The UK's Financial Conduct Authority's proposals for a cap on payday lending mean that from January interest and fees on new loans, including those rolled over, must not exceed 0.8% per day of the amount borrowed.
The watchdog said that those who borrow £100 for 30 days and pay back on time will not pay more than £24 in fees and charges and someone taking the same loan for 14 days will pay no more than £11.20.
Under the proposals, fees for borrowers who cannot repay their loans on time must not exceed £15 and they must never have to pay back more in fees and interest than the amount borrowed.
It means that someone struggling with repayments on a £100 loan will never pay back more than £200 in any circumstance.
The FCA estimates that consumers will save on average £193 per year through the measures, translating into £250m annual savings overall. The price cap is set to cost the industry about £420m in lost revenues.
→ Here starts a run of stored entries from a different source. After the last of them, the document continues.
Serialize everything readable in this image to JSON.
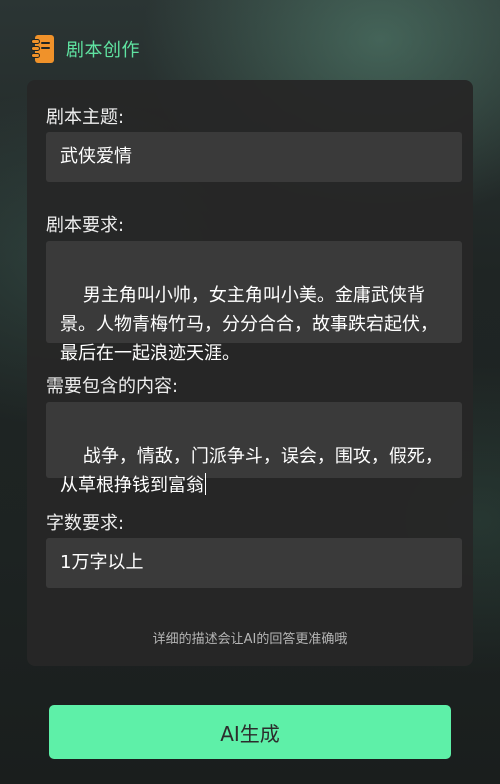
{
  "header": {
    "icon": "notebook-icon",
    "title": "剧本创作"
  },
  "form": {
    "topic": {
      "label": "剧本主题:",
      "value": "武侠爱情"
    },
    "requirements": {
      "label": "剧本要求:",
      "value": "男主角叫小帅，女主角叫小美。金庸武侠背景。人物青梅竹马，分分合合，故事跌宕起伏，最后在一起浪迹天涯。"
    },
    "contents": {
      "label": "需要包含的内容:",
      "value": "战争，情敌，门派争斗，误会，围攻，假死，从草根挣钱到富翁"
    },
    "word_count": {
      "label": "字数要求:",
      "value": "1万字以上"
    },
    "hint": "详细的描述会让AI的回答更准确哦"
  },
  "actions": {
    "generate_label": "AI生成"
  },
  "colors": {
    "accent": "#5ef0a8",
    "icon": "#f0922a"
  }
}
FCA chief executive Martin Wheatley said: "There have been many strong and competing views to take into account, but I am confident we have found the right balance.
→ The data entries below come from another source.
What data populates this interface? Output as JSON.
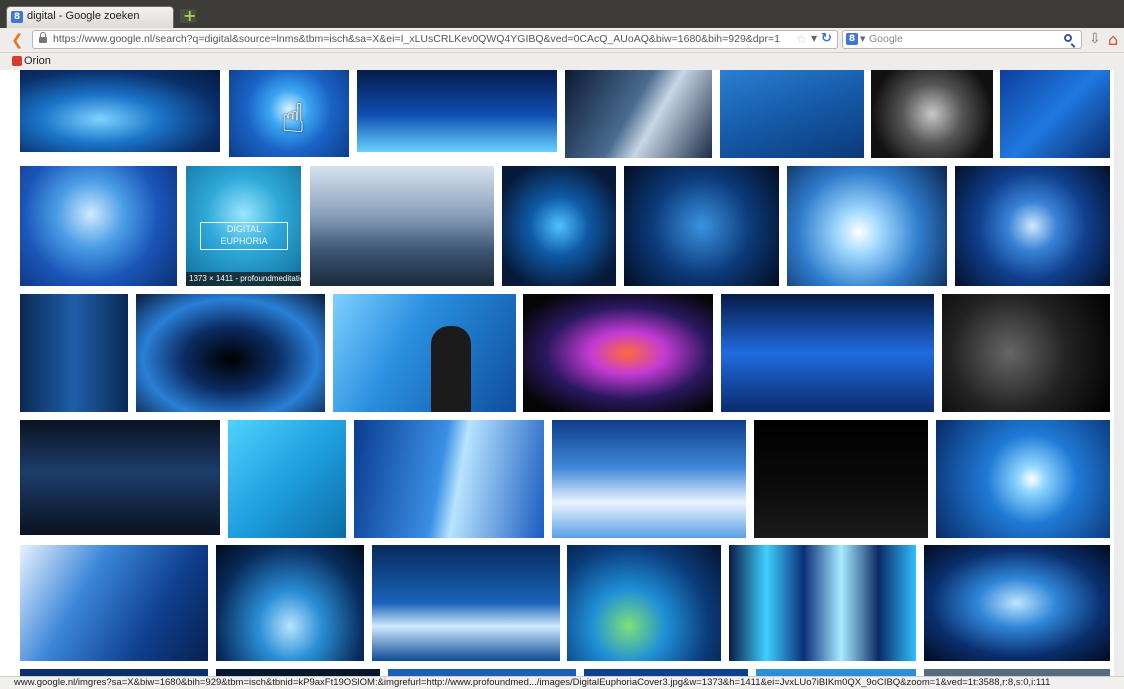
{
  "browser": {
    "tab_title": "digital - Google zoeken",
    "url": "https://www.google.nl/search?q=digital&source=lnms&tbm=isch&sa=X&ei=I_xLUsCRLKev0QWQ4YGIBQ&ved=0CAcQ_AUoAQ&biw=1680&bih=929&dpr=1",
    "search_placeholder": "Google",
    "bookmark_label": "Orion"
  },
  "results": {
    "hover_caption": "1373 × 1411 - profoundmeditatio..."
  },
  "status": {
    "text": "www.google.nl/imgres?sa=X&biw=1680&bih=929&tbm=isch&tbnid=kP9axFt19OSlOM:&imgrefurl=http://www.profoundmed.../images/DigitalEuphoriaCover3.jpg&w=1373&h=1411&ei=JvxLUo7iBIKm0QX_9oCIBQ&zoom=1&ved=1t:3588,r:8,s:0,i:111"
  },
  "colors": {
    "accent_blue": "#1f6fd1",
    "deep_blue": "#06235a",
    "cyan": "#36c6ff"
  }
}
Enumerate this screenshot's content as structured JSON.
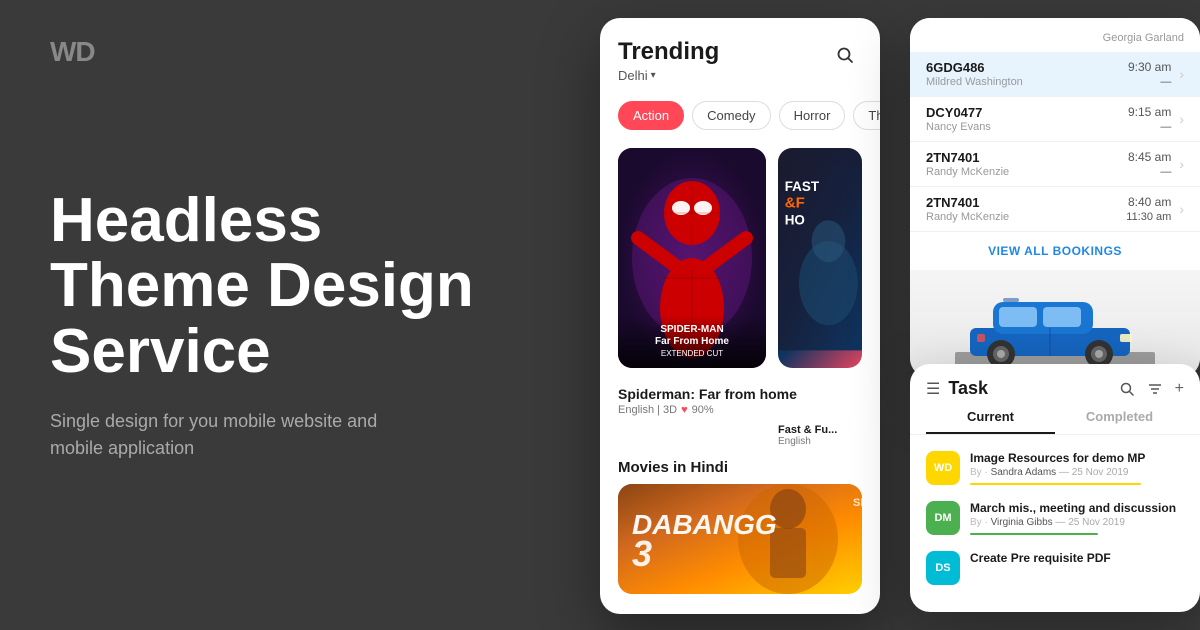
{
  "logo": {
    "text": "WD"
  },
  "hero": {
    "heading": "Headless\nTheme Design\nService",
    "subheading": "Single design for you mobile website and mobile application"
  },
  "movie_app": {
    "title": "Trending",
    "location": "Delhi",
    "location_arrow": "▾",
    "search_icon": "🔍",
    "genres": [
      {
        "label": "Action",
        "active": true
      },
      {
        "label": "Comedy",
        "active": false
      },
      {
        "label": "Horror",
        "active": false
      },
      {
        "label": "Thriller",
        "active": false
      }
    ],
    "featured_movie": {
      "title": "Spiderman: Far from home",
      "subtitle": "SPIDER-MAN\nFar From Home\nEXTENDED CUT",
      "lang": "English | 3D",
      "rating": "90%",
      "heart": "♥"
    },
    "secondary_movie": {
      "title": "Fast & Fu...",
      "lang": "English",
      "header": "FAST\n&FU\nHO"
    },
    "section_title": "Movies in Hindi",
    "bottom_movie": {
      "title": "DABANGG",
      "number": "3",
      "badge": "SKF"
    }
  },
  "booking_app": {
    "top_name": "Georgia Garland",
    "rows": [
      {
        "id": "6GDG486",
        "person": "Mildred Washington",
        "time_start": "9:30 am",
        "time_end": "—",
        "highlighted": true
      },
      {
        "id": "DCY0477",
        "person": "Nancy Evans",
        "time_start": "9:15 am",
        "time_end": "—",
        "highlighted": false
      },
      {
        "id": "2TN7401",
        "person": "Randy McKenzie",
        "time_start": "8:45 am",
        "time_end": "—",
        "highlighted": false
      },
      {
        "id": "2TN7401",
        "person": "Randy McKenzie",
        "time_start": "8:40 am",
        "time_end": "11:30 am",
        "highlighted": false
      }
    ],
    "view_all": "VIEW ALL BOOKINGS"
  },
  "task_app": {
    "menu_icon": "☰",
    "title": "Task",
    "search_icon": "⚲",
    "filter_icon": "⇅",
    "add_icon": "+",
    "tabs": [
      {
        "label": "Current",
        "active": true
      },
      {
        "label": "Completed",
        "active": false
      }
    ],
    "items": [
      {
        "avatar_initials": "WD",
        "avatar_class": "avatar-wd",
        "title": "Image Resources for demo MP",
        "by_label": "By ·",
        "author": "Sandra Adams",
        "date": "25 Nov 2019",
        "bar_class": "bar-yellow"
      },
      {
        "avatar_initials": "DM",
        "avatar_class": "avatar-dm",
        "title": "March mis., meeting and discussion",
        "by_label": "By ·",
        "author": "Virginia Gibbs",
        "date": "25 Nov 2019",
        "bar_class": "bar-green"
      },
      {
        "avatar_initials": "DS",
        "avatar_class": "avatar-ds",
        "title": "Create Pre requisite PDF",
        "by_label": "By ·",
        "author": "",
        "date": "",
        "bar_class": ""
      }
    ]
  }
}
"Alongside our other new rules for payday firms - affordability tests and limits on rollovers and continuous payment authorities - the cap will help drive up standards in a sector that badly needs to improve how it treats its customers."
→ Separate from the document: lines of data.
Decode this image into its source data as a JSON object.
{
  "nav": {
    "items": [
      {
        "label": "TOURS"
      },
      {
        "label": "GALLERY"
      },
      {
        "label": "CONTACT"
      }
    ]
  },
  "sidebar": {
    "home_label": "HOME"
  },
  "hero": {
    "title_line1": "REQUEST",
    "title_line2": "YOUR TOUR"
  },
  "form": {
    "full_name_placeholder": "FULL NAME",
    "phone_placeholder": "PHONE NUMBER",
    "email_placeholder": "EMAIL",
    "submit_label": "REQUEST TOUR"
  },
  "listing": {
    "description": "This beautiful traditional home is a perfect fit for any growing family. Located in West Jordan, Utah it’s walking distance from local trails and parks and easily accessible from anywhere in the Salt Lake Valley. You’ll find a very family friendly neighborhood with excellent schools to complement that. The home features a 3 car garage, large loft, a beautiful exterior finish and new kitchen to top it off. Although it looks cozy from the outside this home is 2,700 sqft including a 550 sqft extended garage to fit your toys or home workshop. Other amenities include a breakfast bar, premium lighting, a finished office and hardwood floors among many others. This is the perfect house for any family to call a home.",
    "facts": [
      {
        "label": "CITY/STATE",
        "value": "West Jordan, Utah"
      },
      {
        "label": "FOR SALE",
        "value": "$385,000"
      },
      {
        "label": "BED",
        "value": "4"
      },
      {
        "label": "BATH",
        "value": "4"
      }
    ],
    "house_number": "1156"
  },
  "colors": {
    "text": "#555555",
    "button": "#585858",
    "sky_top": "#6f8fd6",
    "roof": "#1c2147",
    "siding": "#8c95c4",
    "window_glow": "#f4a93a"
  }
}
Last year, 1.6 million consumers took out 10 million loans, with a total value of £2.5bn. The average loan has a principal of around £260 lent over an initial duration of 30 days. The average number of payday loans taken out by a customer last year was six.
Payday lenders are already prevented from rolling over loans more than twice and have been restricted in their ability to drain money from bank accounts.
From July 1, firms operating in the industry have also had to place risk warnings on television adverts.
The £2.8bn sector has come under intense scrutiny amid outrage over the way that some consumers have been treated. Many of the problems found by regulators have revolved around people taking on payday debt they cannot afford, meaning the loan is then rolled over and the original cost balloons.
Charity StepChange received nearly 14,000 cries for help last year from people who were struggling with five payday loans or more.
Russell Hamblin Boone, chief executive of the Consumer Finance Association, which represents the industry, said: "Anyone who thinks that a price cap is good news for borrowers should have a thought for those many people who will be turned down for loans because the best lenders will have to reject those with the worst credit records.
"We support a cap that allows the industry to operate profitably with the right protection in place for vulnerable people. With new regulations and tighter affordability checks, critics must now face up to the fact that most people use, need and like short-term credit and the measures in place are more stringent than for any other form of consumer credit."